Text of the European Regulation (EU 2016/679) as published by the Official Journal of the European Union- (applies from 25 May 2018).
According to the Jobs Act, no authorization is required for checks that are carried out through the work tools. When a specific device (computer, tablet, mobile phone…) is used by the employee to carry out his duties or a specific task, there is no need to request prior authorizations to use it: this fact, however, exposes the use of the tools likely to monitor the activity to abuses against the worker.
According to the European Commission, however, "personal data is any information relating to an individual, linked to his private, professional or public life"
According to the European Supervisor, in particular, i software which not only serve to facilitate the management of workers' practices, but which they monitor, storing personal data referable to the activity of individual employees and extracting reports relating to the service performed, must be authorized in advance. L'authorization it is also needed when the data has no immediate association with the
name of the employee, but they can still be combined with operator code, or they can be cross-referenced by consulting information stored in separate systems.
In these cases, the Privacy Guarantor has excluded that systems similar to the tools used by the worker to carry out his work, therefore not subject to authorization according to the Workers' Statute. The software that monitors the worker it is instead a remote control tool, which as such must be subject to the appropriate authorization procedure.

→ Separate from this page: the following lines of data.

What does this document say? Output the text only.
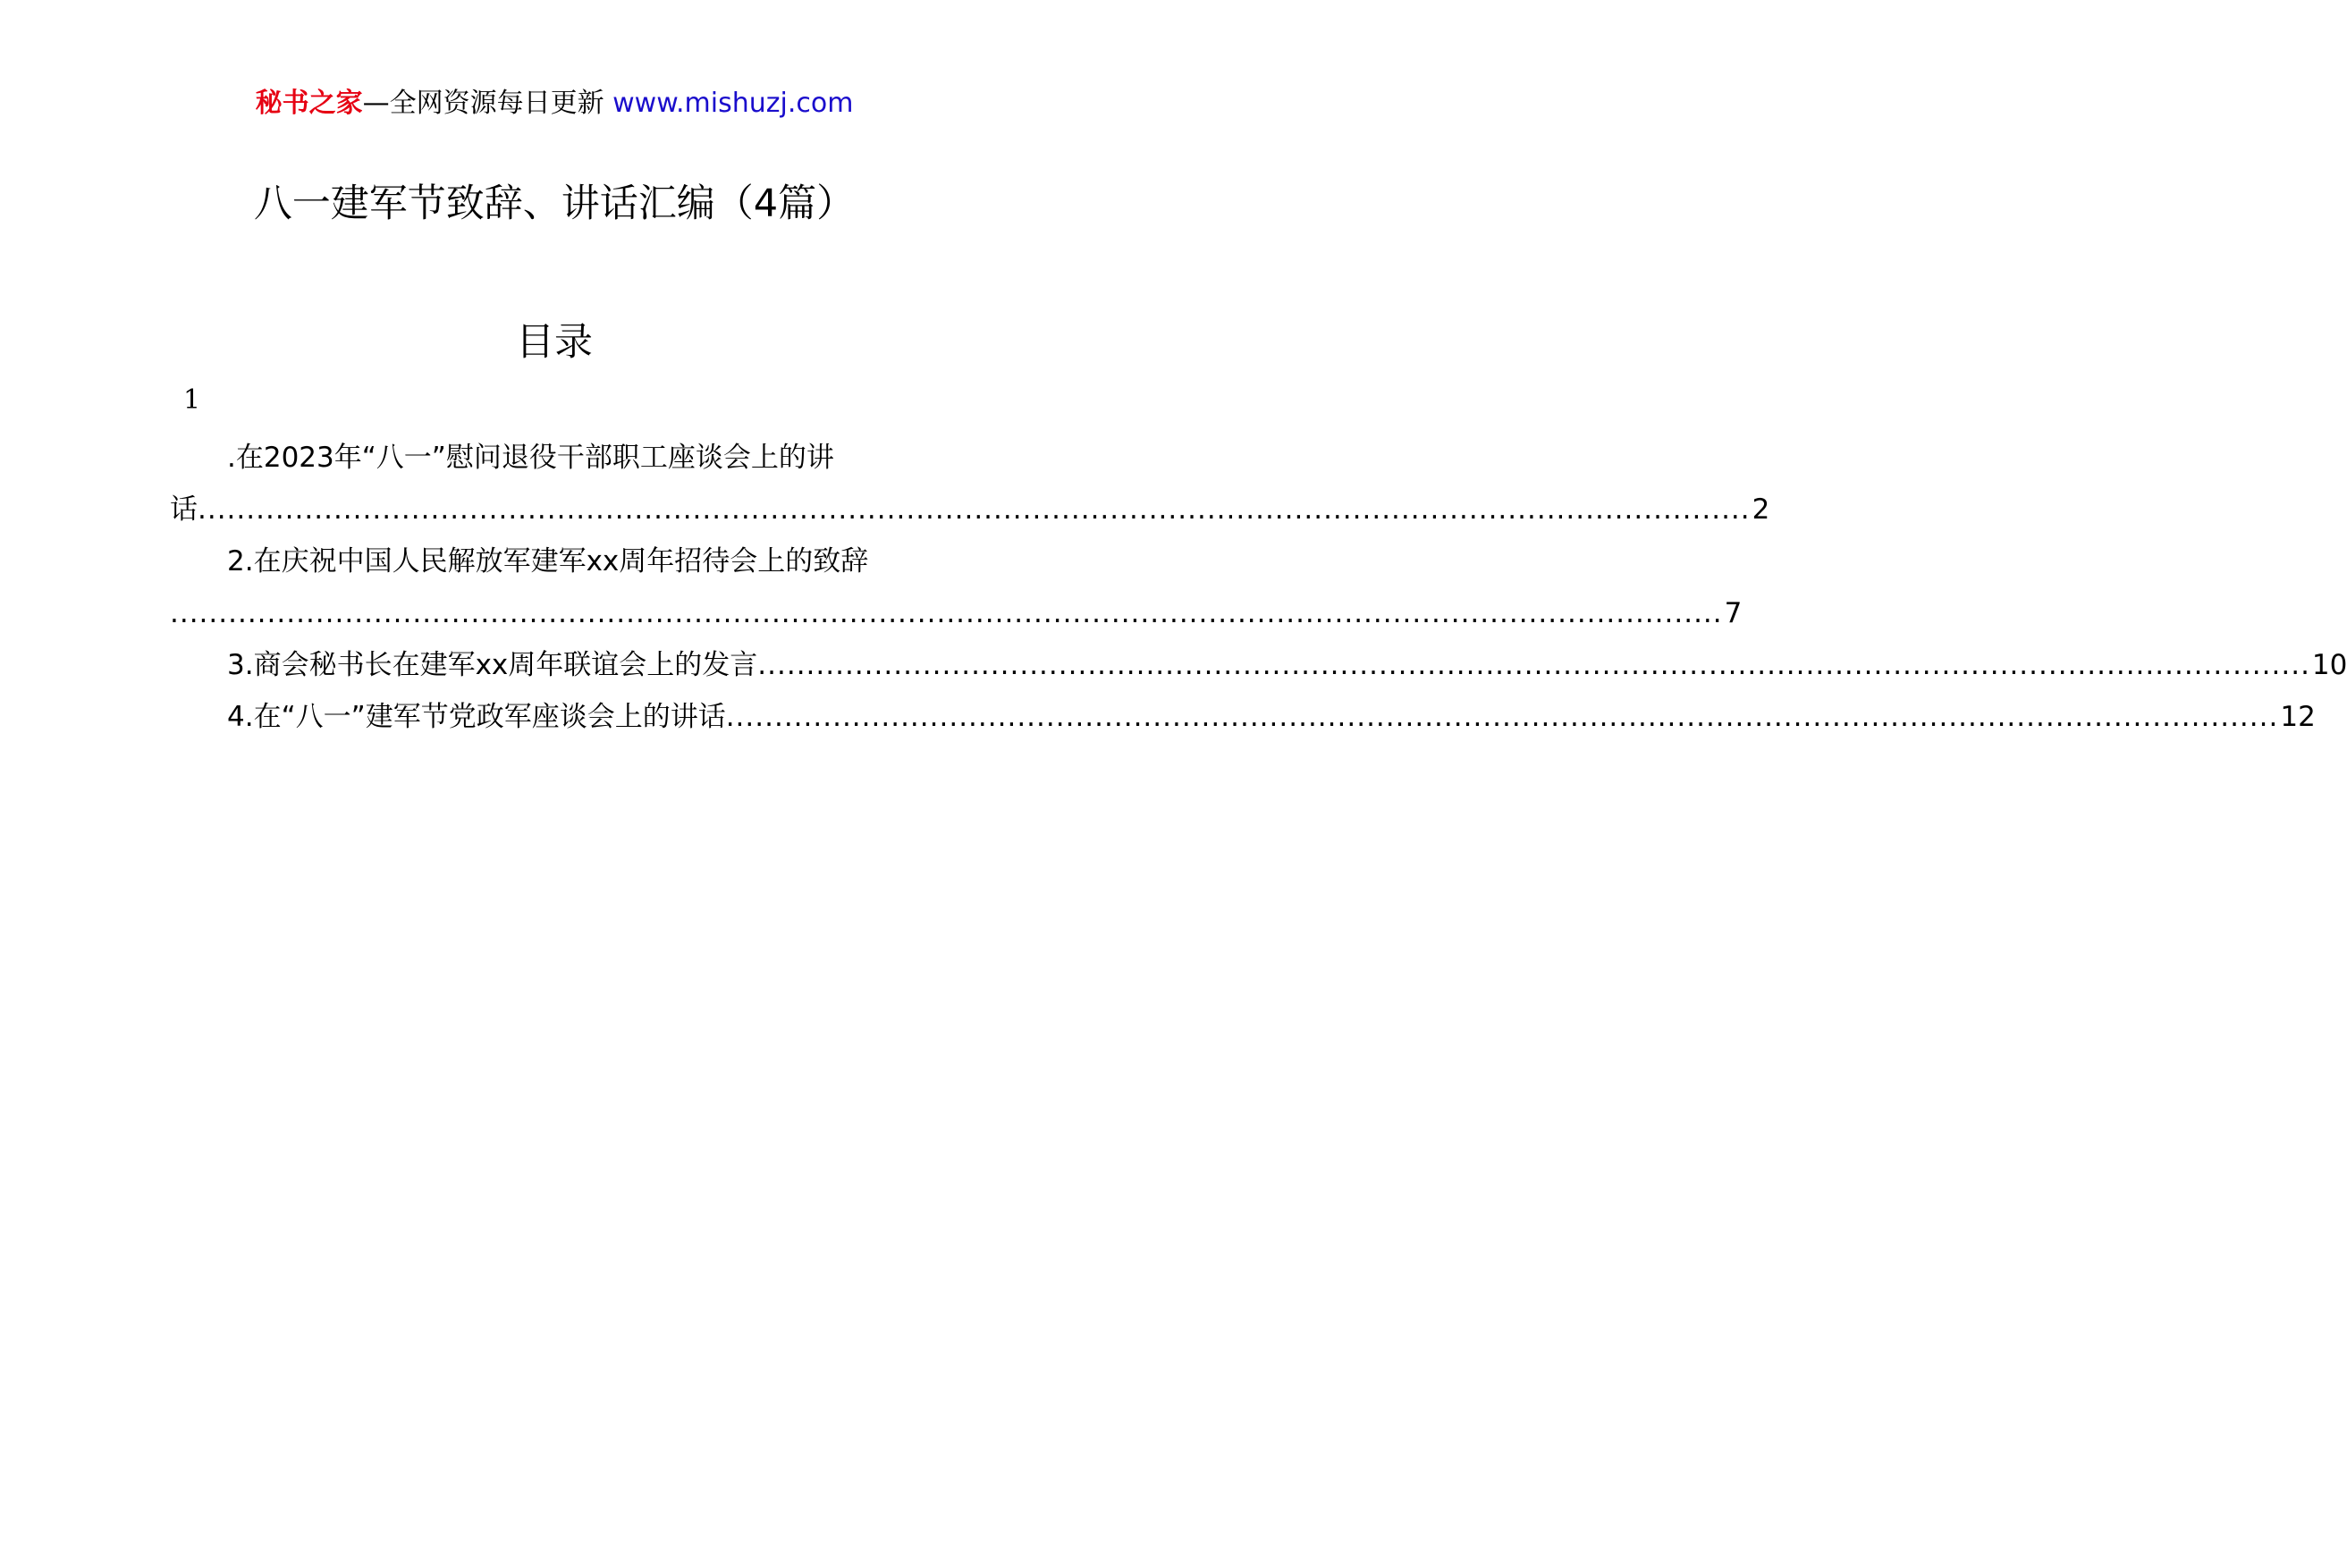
秘书之家—全网资源每日更新 www.mishuzj.com
八一建军节致辞、讲话汇编（4篇）
目录
1
.在2023年“八一”慰问退役干部职工座谈会上的讲
话 ................................................................................................................................................................ 2
2.在庆祝中国人民解放军建军xx周年招待会上的致辞
................................................................................................................................................................ 7
3.商会秘书长在建军xx周年联谊会上的发言 ................................................................................................................................................................ 10
4.在“八一”建军节党政军座谈会上的讲话 ................................................................................................................................................................ 12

Furthermore, these systems violate the Privacy Code if employees are not provided with complete and detailed information about the effective methods and purposes of the processing operations made possible by the application.
As regards the protection provided by the Privacy Code, the legislation establishes that the information collected through work tools can be used, provided that the employee is provided with ainformative appropriate.
The disclosure, in particular, must indicate:
- how to use the devices;
- the methods for carrying out the checks;
- the specifications that guarantee compliance with the privacy legislation.
Consequently, in the event of a breach by the company in providing the information to the worker, the data collected through the equipment would not be usable for any purpose, not even disciplinary.
The lack of information or the lack of an organizational control system could lead to the heavy penalties provided for by the Privacy Regulation for companies, based on the company's worldwide gross turnover, with very high maximum thresholds (a fine of up to 10 million euros, o up to 2% of the global turnover recorded in the previous year in the cases envisaged by Article 83, Paragraph 4 o up to 20 million euro or up to 4% of the turnover in the cases envisaged by Paragraphs 5 and 6) .
Consent should be expressed by means of an unequivocal positive act by which the interested party demonstrates the free, specific, informed and unequivocal intention to accept the processing of personal data concerning him, for example by written declaration, including by electronic means, or oral. This could include ticking an appropriate box on a website, choosing technical settings for information society services or any other statement or any other behavior which clearly indicates in this context that the data subject accepts the proposed processing. Silence, inactivity or pre-ticking of boxes should therefore not constitute consent. Consent should apply to all processing activities carried out for the same purpose(s). If the processing has multiple purposes, consent should be given for all of them. If the data subject's consent is requested by electronic means, the request must be clear, concise and not unjustifiably interfere with the service for which the consent is expressed. (EU regulation 2016/679, point 32).
Any processing of personal data should be lawful and fair. It should be transparent to natural persons how personal data concerning them are collected, used, accessed or otherwise processed, as well as the extent to which personal data is or will be processed. The principle of transparency requires that information and communications relating to the processing of such personal data are easily accessible and understandable and that simple and clear language is used. This principle concerns, in particular, the information of data subjects on theidentity of the data controller and the purposes of the processing and further information to ensure correct and transparent processing with regard to the natural persons concerned and their rights to obtain confirmation and communication of a processing of personal data concerning them. It is appropriate that natural persons are made aware of the risks, rules, guarantees and rights relating to the processing of personal data, as well as how to exercise their rights relating to such processing. In particular, the specific purposes of the processing of personal data should be explicit and legitimate and specified at the time of collection of such personal data. Personal data should be adequate, relevant and limited to what is necessary for the purposes of their processing. Hence the obligation, in particular, to ensure that the retention period of personal data is limited to the minimum necessary. Personal data should only be processed if the purpose of the processing cannot reasonably be achieved by other means. To ensure that personal data is not stored for longer than necessary, the data controller should set a deadline for the cancellation or for the periodic verification. All reasonable steps should be taken to ensure that inaccurate personal data is corrected or erased. Personal data should be processed in a way that ensures appropriate security and confidentiality, including to prevent unauthorized access to or use of personal data and the equipment used for processing (paragraph 37).
Editorial – 09/04/2018
Related news: Spying: Can employees be spied on?